In 2011, Duane and Donna Duncan were jointly named the All-American Dairy Show Image Award winners. According to the All-American website, the award is “presented annually to an individual who has enhanced the image of the All-American Dairy Show by significant contributions toward its reputation, prestige and welfare.”

Even though he officially retired in 2003, Duane Duncan has remained active. He’s also expanded his involvement with the Rotary Club of Carlisle into a new project that he and Donna Duncan enjoy doing together.

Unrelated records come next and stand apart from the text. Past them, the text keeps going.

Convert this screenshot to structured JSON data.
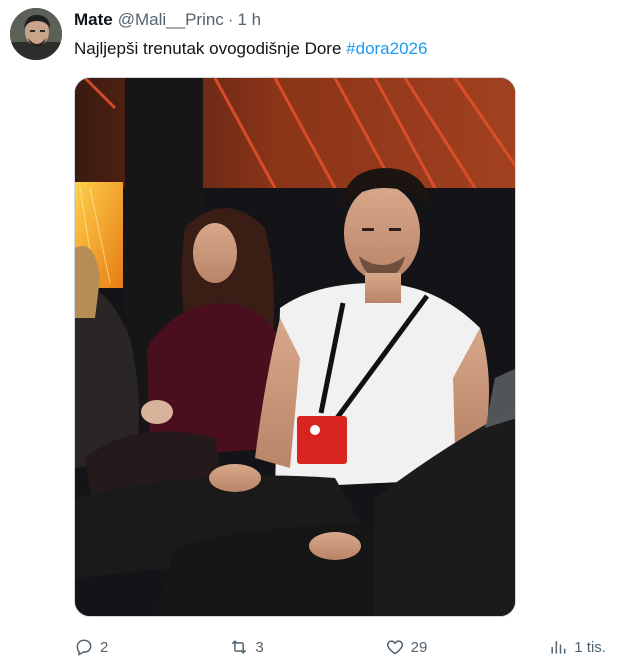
{
  "tweet": {
    "display_name": "Mate",
    "handle": "@Mali__Princ",
    "separator": "·",
    "time": "1 h",
    "text": "Najljepši trenutak ovogodišnje Dore ",
    "hashtag": "#dora2026"
  },
  "actions": {
    "reply_count": "2",
    "retweet_count": "3",
    "like_count": "29",
    "views_count": "1 tis."
  },
  "colors": {
    "text": "#0f1419",
    "secondary": "#536471",
    "link": "#1d9bf0",
    "border": "#cfd9de"
  }
}
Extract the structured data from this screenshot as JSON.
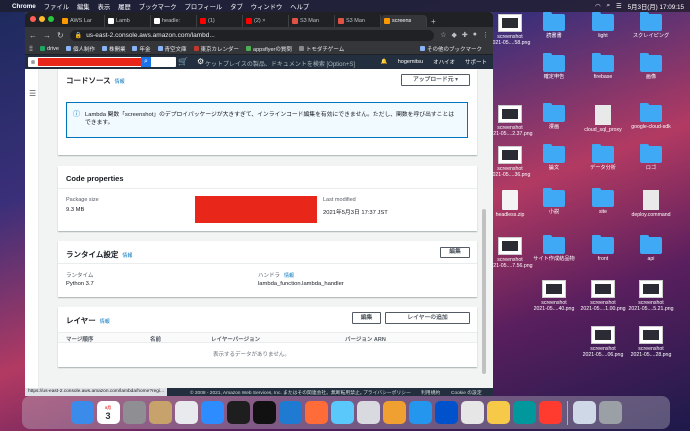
{
  "menubar": {
    "app": "Chrome",
    "items": [
      "ファイル",
      "編集",
      "表示",
      "履歴",
      "ブックマーク",
      "プロフィール",
      "タブ",
      "ウィンドウ",
      "ヘルプ"
    ],
    "datetime": "5月3日(月) 17:09:15"
  },
  "browser": {
    "tabs": [
      {
        "label": "AWS Lar"
      },
      {
        "label": "Lamb"
      },
      {
        "label": "headle:"
      },
      {
        "label": "(1)"
      },
      {
        "label": "(2) ×"
      },
      {
        "label": "S3 Man"
      },
      {
        "label": "S3 Man"
      },
      {
        "label": "screens",
        "active": true
      }
    ],
    "url": "us-east-2.console.aws.amazon.com/lambd...",
    "bookmarks": [
      {
        "label": "drive"
      },
      {
        "label": "個人制作"
      },
      {
        "label": "株開業"
      },
      {
        "label": "年金"
      },
      {
        "label": "青空文庫"
      },
      {
        "label": "東京カレンダー"
      },
      {
        "label": "appsflyerの質問"
      },
      {
        "label": "トモダチゲーム"
      }
    ],
    "bookmarks_other": "その他のブックマーク",
    "status_url": "https://us-east-2.console.aws.amazon.com/lambda/home?regi..."
  },
  "aws_nav": {
    "search_placeholder": "ケットプレイスの製品、ドキュメントを検索 [Option+S]",
    "user": "hogemitsu",
    "region": "オハイオ",
    "support": "サポート"
  },
  "code_source": {
    "title": "コードソース",
    "info": "情報",
    "upload_button": "アップロード元 ▾",
    "alert": "Lambda 関数「screenshot」のデプロイパッケージが大きすぎて、インラインコード編集を有効にできません。ただし、関数を呼び出すことはできます。"
  },
  "code_properties": {
    "title": "Code properties",
    "package_size_label": "Package size",
    "package_size": "9.3 MB",
    "last_modified_label": "Last modified",
    "last_modified": "2021年5月3日 17:37 JST"
  },
  "runtime": {
    "title": "ランタイム設定",
    "info": "情報",
    "edit_button": "編集",
    "runtime_label": "ランタイム",
    "runtime_value": "Python 3.7",
    "handler_label": "ハンドラ",
    "handler_info": "情報",
    "handler_value": "lambda_function.lambda_handler"
  },
  "layers": {
    "title": "レイヤー",
    "info": "情報",
    "edit_button": "編集",
    "add_button": "レイヤーの追加",
    "columns": [
      "マージ順序",
      "名前",
      "レイヤーバージョン",
      "バージョン ARN"
    ],
    "empty": "表示するデータがありません。"
  },
  "footer": {
    "copyright": "© 2008 - 2021, Amazon Web Services, Inc. またはその関連会社。無断転用禁止。",
    "privacy": "プライバシーポリシー",
    "terms": "利用規約",
    "cookie": "Cookie の設定"
  },
  "desktop": [
    {
      "label": "screenshot\n2021-05....58.png",
      "kind": "thumb"
    },
    {
      "label": "読書書",
      "kind": "folder"
    },
    {
      "label": "light",
      "kind": "folder"
    },
    {
      "label": "スクレイピング",
      "kind": "folder"
    },
    {
      "label": "",
      "kind": "folder"
    },
    {
      "label": "確定申告",
      "kind": "folder"
    },
    {
      "label": "firebase",
      "kind": "folder"
    },
    {
      "label": "画像",
      "kind": "folder"
    },
    {
      "label": "screenshot\n2021-05....2.37.png",
      "kind": "thumb"
    },
    {
      "label": "漫画",
      "kind": "folder"
    },
    {
      "label": "cloud_sql_proxy",
      "kind": "doc"
    },
    {
      "label": "google-cloud-sdk",
      "kind": "folder"
    },
    {
      "label": "screenshot\n2021-05....7.11.png",
      "kind": "thumb"
    },
    {
      "label": "",
      "kind": "folder"
    },
    {
      "label": "",
      "kind": "folder"
    },
    {
      "label": "",
      "kind": "folder"
    },
    {
      "label": "screenshot\n2021-05....36.png",
      "kind": "thumb"
    },
    {
      "label": "論文",
      "kind": "folder"
    },
    {
      "label": "データ分析",
      "kind": "folder"
    },
    {
      "label": "ロゴ",
      "kind": "folder"
    },
    {
      "label": "headless.zip",
      "kind": "fileic"
    },
    {
      "label": "小説",
      "kind": "folder"
    },
    {
      "label": "site",
      "kind": "folder"
    },
    {
      "label": "deploy.command",
      "kind": "doc"
    },
    {
      "label": "",
      "kind": "folder"
    },
    {
      "label": "",
      "kind": "folder"
    },
    {
      "label": "",
      "kind": "folder"
    },
    {
      "label": "",
      "kind": "folder"
    },
    {
      "label": "screenshot\n2021-05....7.56.png",
      "kind": "thumb"
    },
    {
      "label": "サイト作成結品物",
      "kind": "folder"
    },
    {
      "label": "front",
      "kind": "folder"
    },
    {
      "label": "api",
      "kind": "folder"
    },
    {
      "label": "screenshot\n2021-05....40.png",
      "kind": "thumb"
    },
    {
      "label": "screenshot\n2021-05....1.00.png",
      "kind": "thumb"
    },
    {
      "label": "screenshot\n2021-05....5.21.png",
      "kind": "thumb"
    },
    {
      "label": "screenshot\n2021-05....06.png",
      "kind": "thumb"
    },
    {
      "label": "screenshot\n2021-05....28.png",
      "kind": "thumb"
    }
  ],
  "dock": [
    {
      "icon": "finder-icon",
      "color": "#3b8bea"
    },
    {
      "icon": "calendar-icon",
      "color": "#ffffff",
      "text": "3",
      "month": "5月"
    },
    {
      "icon": "system-preferences-icon",
      "color": "#8e8e93"
    },
    {
      "icon": "contacts-icon",
      "color": "#c8a26b"
    },
    {
      "icon": "chrome-icon",
      "color": "#e8eaed"
    },
    {
      "icon": "zoom-icon",
      "color": "#2d8cff"
    },
    {
      "icon": "terminal-icon",
      "color": "#1e1e1e"
    },
    {
      "icon": "iterm-icon",
      "color": "#111111"
    },
    {
      "icon": "vscode-icon",
      "color": "#1f7ad1"
    },
    {
      "icon": "postman-icon",
      "color": "#ff6c37"
    },
    {
      "icon": "preview-icon",
      "color": "#5ac8fa"
    },
    {
      "icon": "sequel-pro-icon",
      "color": "#d9d9e0"
    },
    {
      "icon": "tableplus-icon",
      "color": "#f0a030"
    },
    {
      "icon": "docker-icon",
      "color": "#2496ed"
    },
    {
      "icon": "sourcetree-icon",
      "color": "#0052cc"
    },
    {
      "icon": "iphone-simulator-icon",
      "color": "#e6e6e6"
    },
    {
      "icon": "notes-icon",
      "color": "#f7c948"
    },
    {
      "icon": "arduino-icon",
      "color": "#00979d"
    },
    {
      "icon": "clock-icon",
      "color": "#ff3b30"
    },
    {
      "icon": "screenshot-folder-icon",
      "color": "#cfd8e6"
    },
    {
      "icon": "trash-icon",
      "color": "#9aa0a6"
    }
  ]
}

Each spring, the Rotary Club decorates downtown Carlisle, Pa., with flower baskets. In the fall, Duane and Donna Duncan hated to see all of the baskets, dirt included, simply discarded.

Their solution: reuse them for a different purpose.

Now, once all of the used baskets are collected and old flowers removed, the soil is combined together and sieved to remove any leftover roots. After soil is put back into the baskets, donated flowers are planted and the baskets are then given to a local nursing home.

The couple has 4-H members assist with the flower project each year.

On top of all these activities, Duane Duncan has been on the Carlisle Fair Association board of directors since 2003; served on multiple committees within the National Association of 4-H Extension Agents and the National Association of County Agricultural Agents; was inducted into the NACAA Hall of Fame in 2006; is a member of the Delta Theta Sigma board of directors at Penn State; is a member of Gamma Sigma Delta, an honorary society of agriculturists; and is a member of Epsilon Sigma Phi, an honorary society of Extension professionals.

Looking back over their years of involvement, Donna Duncan summed it up: “We don’t have any children of our own, but we have a lot of kids that are pretty special.”

“We’ve had the opportunity to work with a lot of great people. I hope we’ve had a part in making their life better,” Duane Duncan said. “A goal of mine was to help youth learn ways to help themselves develop a vision, set a course of action and accomplish their goals.”

Editor’s note: While the official National 4-H Hall of Fame induction took place yesterday in Maryland, the public is welcome to attend a reception in Duane Duncan’s honor at the Cumberland County Extension Office, 310 Allen Road, Suite 601, Carlisle, Pa., on Sunday, Oct. 20, from 1-4 p.m.